Some of the prominent advantages of IaC is that it can be version-controlled. It can be reused across environments, which provides a high degree of consistency and predictability in deployments. It also ensures that the impact and result of deploying an ARM template is the same no matter the number of times the template is deployed. This feature is known as idempotent template.
ARM templates debuted with the introduction of the ARM specification and have been getting richer in features and more mature since then. It's important to understand that there's generally a feature gap of a few weeks to a couple of months between the actual resource configuration and the availability of this configuration in ARM templates.
The resource has its own configuration. This configuration can be affected in a multitude of ways, including using Azure PowerShell, Azure CLI, Azure SDKs, REST API, and ARM templates.
Each of these ways has their own development and release life cycle, which is different from the actual resource development. Let's try to understand this with the help of an example.
The Azure databricks resource has its own cadence and development life cycle. The consumers of this resource have their own development life cycle, which is different from the actual resource development. If databricks gets its first release on December 31st, the Azure PowerShell cmdlets for it might not be available on the same date and they might get released January 31st of the next year; similarly, the availability of these features in the REST API and ARM templates might be around January 15th.
ARM templates are JSON-based documents that, when executed, invoke REST API on the Azure management plane and submit the entire document to it. The REST API has its own development life cycle, and the JSON schema for the resource has its own life cycle.
It means Azure development of a feature within a resource should happen in at least three different components before they can be consumed from ARM templates. These include the following:
- The resource itself
- The REST API for the resource
- The ARM template resource schema
Each resource in the ARM template has the apiVersion property. This property helps to decide the REST API version that should be used to provision and deploy the resource. The next diagram shows the flow of requests from the ARM template to resource APIs that are responsible for the creation, updation, and deletion of resources:
A resource configuration, such as a storage account in ARM template, looks as follows:
{
"type": "Microsoft.Storage/storageAccounts",
"apiVersion": "2017-06-01",
"name": "[variables('storage2')]",
"location": "[resourceGroup().location]",
"kind": "Storage",
"sku": {
"name": "Standard_LRS"
}
}
In this code listing, the availability of this schema for defining sku is based in the development of the ARM template schema.

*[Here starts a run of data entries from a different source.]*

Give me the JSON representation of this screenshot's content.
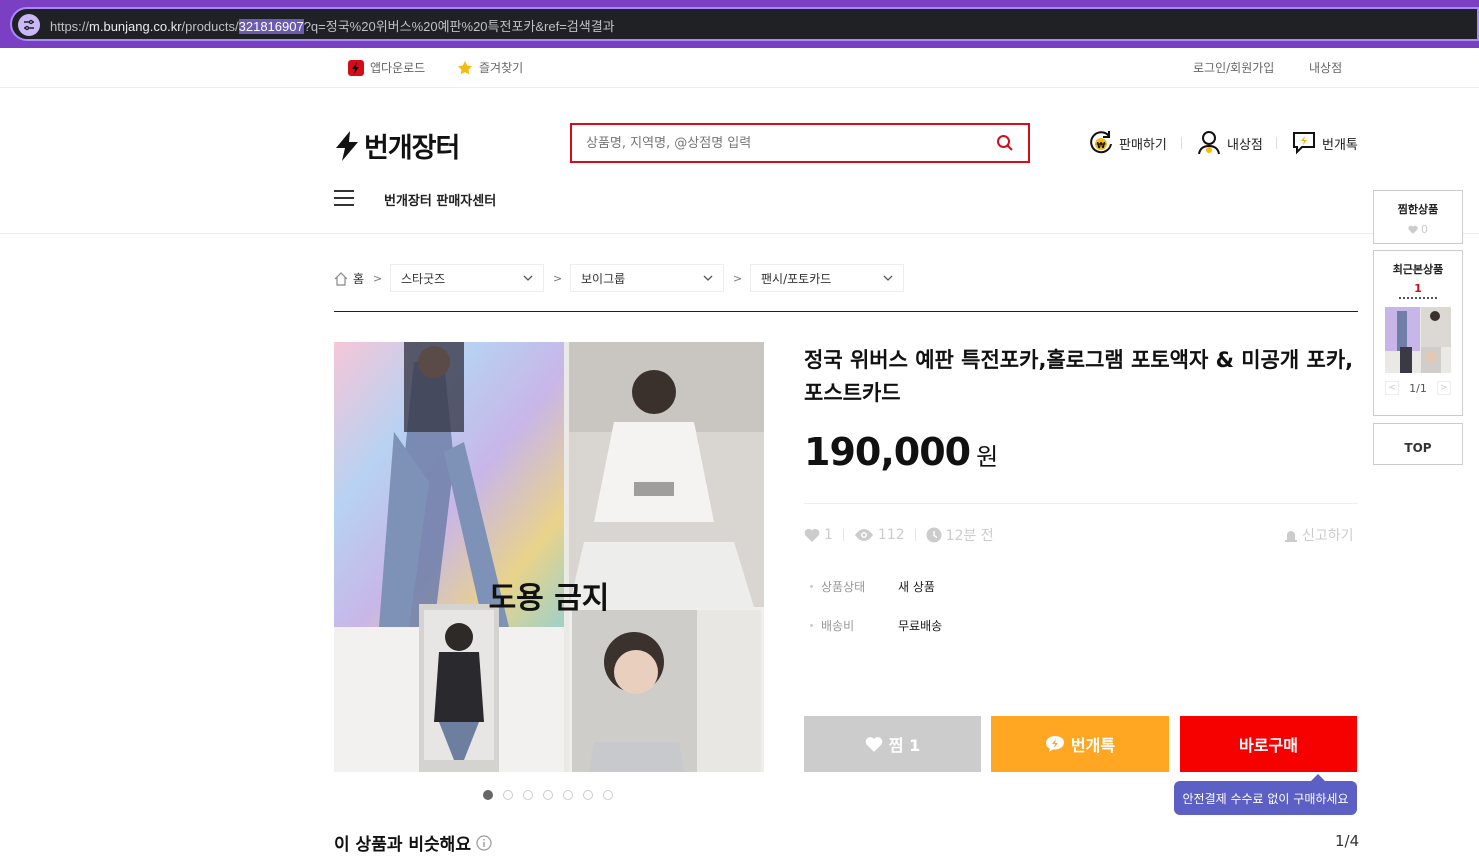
{
  "browser": {
    "url_prefix": "https://",
    "url_host": "m.bunjang.co.kr",
    "url_path": "/products/",
    "url_highlight": "321816907",
    "url_query": "?q=정국%20위버스%20예판%20특전포카&ref=검색결과"
  },
  "util": {
    "app_download": "앱다운로드",
    "bookmark": "즐겨찾기",
    "login": "로그인/회원가입",
    "my_shop": "내상점"
  },
  "header": {
    "logo_text": "번개장터",
    "search_placeholder": "상품명, 지역명, @상점명 입력",
    "sell": "판매하기",
    "my_shop": "내상점",
    "talk": "번개톡",
    "seller_center": "번개장터 판매자센터"
  },
  "breadcrumb": {
    "home": "홈",
    "cat1": "스타굿즈",
    "cat2": "보이그룹",
    "cat3": "팬시/포토카드"
  },
  "product": {
    "title": "정국 위버스 예판 특전포카,홀로그램 포토액자 & 미공개 포카, 포스트카드",
    "price": "190,000",
    "price_unit": "원",
    "likes": "1",
    "views": "112",
    "time_ago": "12분 전",
    "report": "신고하기",
    "image_watermark": "도용 금지",
    "image_count": 7,
    "attrs": [
      {
        "key": "상품상태",
        "value": "새 상품"
      },
      {
        "key": "배송비",
        "value": "무료배송"
      }
    ]
  },
  "actions": {
    "like": "찜 1",
    "talk": "번개톡",
    "buy": "바로구매",
    "tooltip": "안전결제 수수료 없이 구매하세요"
  },
  "similar": {
    "title": "이 상품과 비슷해요",
    "page": "1/4"
  },
  "side": {
    "wish_title": "찜한상품",
    "wish_count": "0",
    "recent_title": "최근본상품",
    "recent_count": "1",
    "recent_page": "1/1",
    "top": "TOP"
  },
  "colors": {
    "brand_red": "#d80c18",
    "buy_red": "#f70000",
    "talk_orange": "#ffa723",
    "like_gray": "#cccccc",
    "tooltip_purple": "#5c5fc4"
  }
}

The availability of the REST API and its version number is determined by the apiVersion, which happens to be 2017-06-01. The actual resource is determined by the type property, which has the following two parts:
- Resource-provider namespace: Resources in Azure are hosted within namespaces and related resources are hosted within the same namespace.
- Resource type: Resources are referenced using their type name.
In this case, the resource is identified by its provider name and type, which happens to be Microsoft.Storage/storageaccounts.
Until recently, ARM templates expected resource groups to be available prior to their deployment. They were also limited to deploying to a single resource group within a single subscription.
This means that, until recently, an ARM template could deploy all resources within a single resource group. This was the practice for years, until recently Azure announced that a single ARM template could be used for deploying resources to multiple resource groups within the same subscription of multiple subscriptions simultaneously. It's now possible to create resource groups as part of ARM templates, which means it's now possible to deploy resources to multiple regions into different resource groups.
Why would we need to create resource groups from within ARM templates, and why would we need cross-subscription and resource-group deployments simultaneously?
To appreciate the value of creating resource group and cross-subscription deployments, we need to understand how deployments were carried out prior to these features being available.
To deploy an ARM template, a resource group is a prerequisite. Resource groups should be created prior to the deployment of a template. Developers use PowerShell, the Azure CLI, or the REST API to create resource groups and then initiate the deployment of ARM templates. This means that any end-to-end deployment consists of multiple steps. The first step is the provision of the resource group and the next step is deployment of the ARM template to newly created resource group. These steps could be executed using a single PowerShell script or individual steps from the PowerShell command line. The PowerShell script should implement exception handling, compensating code, rollback at a minimum until it's enterprise ready. It is important to note that resource groups can be deleted from Azure and the next time the script runs they might be expected to be available. It would fail because it might assume that the resource group exists. In short, the deployment of the ARM template to a resource group should be an atomic step rather than multiple steps.
Compare this with the ability to create resource groups and its constituent resources together within the same ARM templates. Whenever you deploy the template, it ensures that the resource groups are created if they don't yet exist, and continues to deploy resources to them after creation.
Let's also understand how these new features can help to remove some of the technical constraints related to disaster-recovery sites.
Prior to these features, if you had to deploy a solution that was designed with disaster recovery in mind, there were two separate deployments: one deployment for the primary region and another deployment for the secondary region. For example, if you were deploying an ASP.NET MVC application using App Services, you would create an app service and configure it for the primary region, and then you would conduct another deployment with the same template to another region with the same configuration.
With the availability of cross-subscription and resource-group deployment, it's possible to create the disaster-recovery site at the same time as the primary site. This eliminates two deployments and ensures that the same configuration can be used on multiple sites.